Önemli Not: Burada anlatılan, evrenin "tek boyutlu düz" değil; 3 boyutlu olarak, açık uçlu, dümdüz bir yol gibi olmasıdır.
Eğer evrende her metreküpte 10 üzeri eksi 23 gram madde ya da enerji -5 hidrojen atomu- varsa; evren düz olacaktır. Bu değerden fazla ise evren kendine kapanmış bir biçimde küre olacaktır. Bu değerden az ise; açılarak atın sırtına takılan eyer gibi bir şekil alacaktır. Kürede pozitif eğrilik söz konusu iken, eyerde negatif eğrilik söz konusudur. Burada düzlükten kasıt dünyanın düz olması değildir. Elbette evrendeki yıldızlar, gezegenler vb. 3 boyutlu olduğu için yuvarlaktır. Bahsi geçen konu evrenin şeklidir. Yani evrenin ucuna gelirsek ne olur sorusudur? Bunun cevabı arkadan geri çıkarız olur.
Yapılan hesaplamalar evrenin şeklinin "düz" ve "sonlu" olduğunu göstermiştir. Büyük bir küp düşünün, içinde de bir insan olsun. O insan, küpün ucuna geldiğinde, diğer uçtan çıkar. Küpün sınırı da kenarı da yoktur. Buradaki küp, evrenin şeklini ve yapısını anlayabilmek için verilmiş bir örnektir, evren elbette ki tam olarak bir küpe benzemez, hatta içine zamanı da yerleştirdiğimizde grafikle çizilemeyecek kadar zor bir şekil oluşur; burada anlatılmak istenen evrenin eğri olmadığıdır. Bu küpteki örneğe benzer bir şekilde düz ve açık uçlu olarak genişlemesidir.
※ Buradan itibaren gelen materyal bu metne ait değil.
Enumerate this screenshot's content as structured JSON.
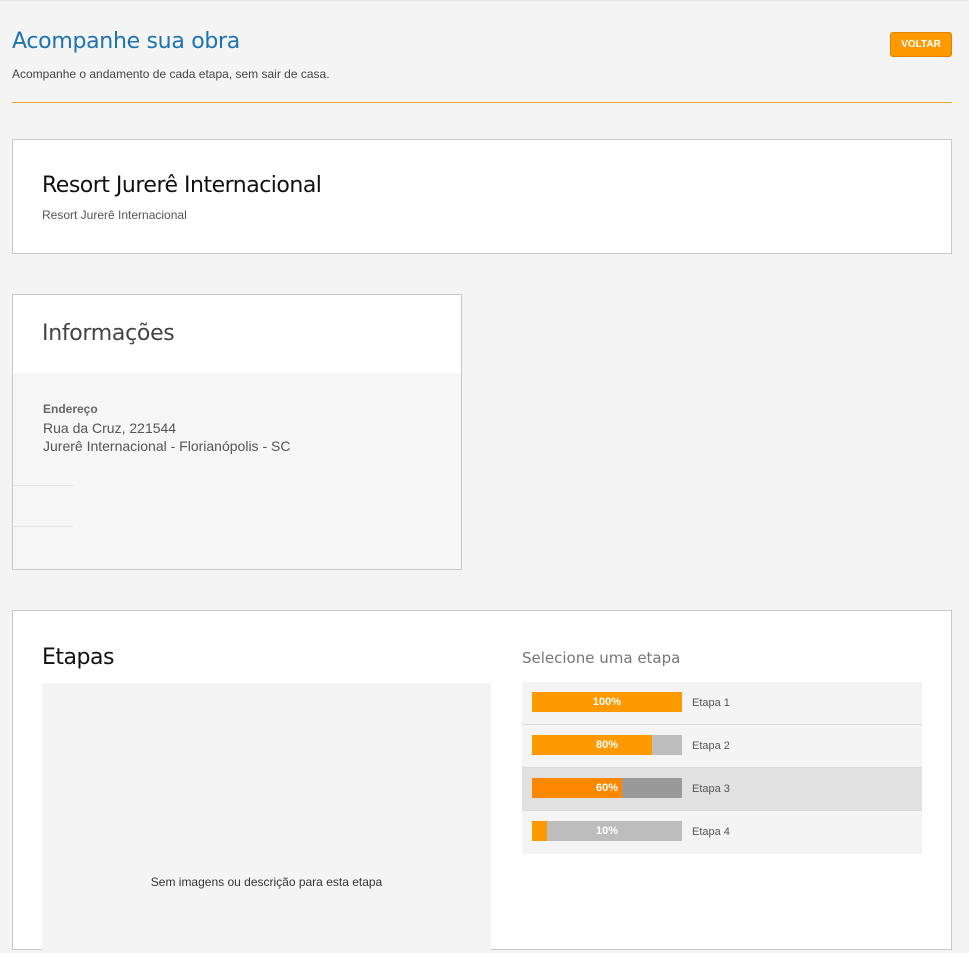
{
  "header": {
    "title": "Acompanhe sua obra",
    "subtitle": "Acompanhe o andamento de cada etapa, sem sair de casa.",
    "back_label": "VOLTAR"
  },
  "project": {
    "name": "Resort Jurerê Internacional",
    "subtitle": "Resort Jurerê Internacional"
  },
  "info": {
    "title": "Informações",
    "address_label": "Endereço",
    "address_line1": "Rua da Cruz, 221544",
    "address_line2": "Jurerê Internacional - Florianópolis - SC"
  },
  "stages": {
    "title": "Etapas",
    "empty_message": "Sem imagens ou descrição para esta etapa",
    "select_heading": "Selecione uma etapa",
    "selected_index": 2,
    "items": [
      {
        "label": "Etapa 1",
        "percent": 100,
        "percent_text": "100%"
      },
      {
        "label": "Etapa 2",
        "percent": 80,
        "percent_text": "80%"
      },
      {
        "label": "Etapa 3",
        "percent": 60,
        "percent_text": "60%"
      },
      {
        "label": "Etapa 4",
        "percent": 10,
        "percent_text": "10%"
      }
    ]
  },
  "colors": {
    "accent": "#ff9900",
    "title_blue": "#1d73b0"
  }
}
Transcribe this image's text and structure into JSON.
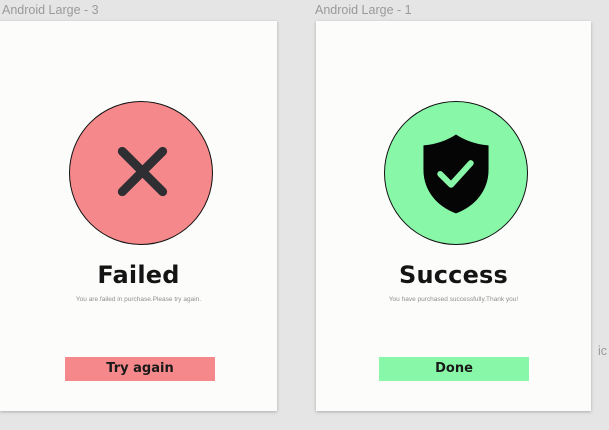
{
  "canvas": {
    "background": "#e5e5e5",
    "edge_label": "ic"
  },
  "frames": [
    {
      "label": "Android Large - 3",
      "circle_color": "#f4888a",
      "icon": "close-icon",
      "title": "Failed",
      "subtitle": "You are failed in purchase.Please try again.",
      "button_label": "Try again",
      "button_color": "#f4888a"
    },
    {
      "label": "Android Large - 1",
      "circle_color": "#88f8a8",
      "icon": "shield-check-icon",
      "title": "Success",
      "subtitle": "You have purchased successfully.Thank you!",
      "button_label": "Done",
      "button_color": "#88f8a8"
    }
  ]
}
Evren şu an yaklaşık 14 milyar yıl yaşındadır. Evren küçük ve sıcak bir noktadan patlayarak oluştu. Patlama şiddetiyle oluşan itim gücü evreni genişletti. Fakat evrendeki parçacıkların oluşturduğu kütleçekimi kuvveti bu genişlemeyi giderek yavaşlattı. İlk başlarda hızlı olan kütleitimi, kütleçekimi sayesinde; ilk 7 milyar yıl içinde giderek zayıfladı. Yani evrenin genişleme hızı ilk 7 milyar yılda giderek yavaşlamıştır. Ama bundan sonraki 7 milyar yıl içinde giderek artan bir hıza ulaştı. Çünkü evren ilk yarıda o kadar çok genişlemişti ki, galaksiler arası uzaklık çok fazla olduğundan kütleçekimi azalmıştı. Bu da kütleitimini savaştan galip çıkarmıştı. İkinci yarıdan bu yana evrenimiz giderek artan bir hızla genişlemeye devam ediyor.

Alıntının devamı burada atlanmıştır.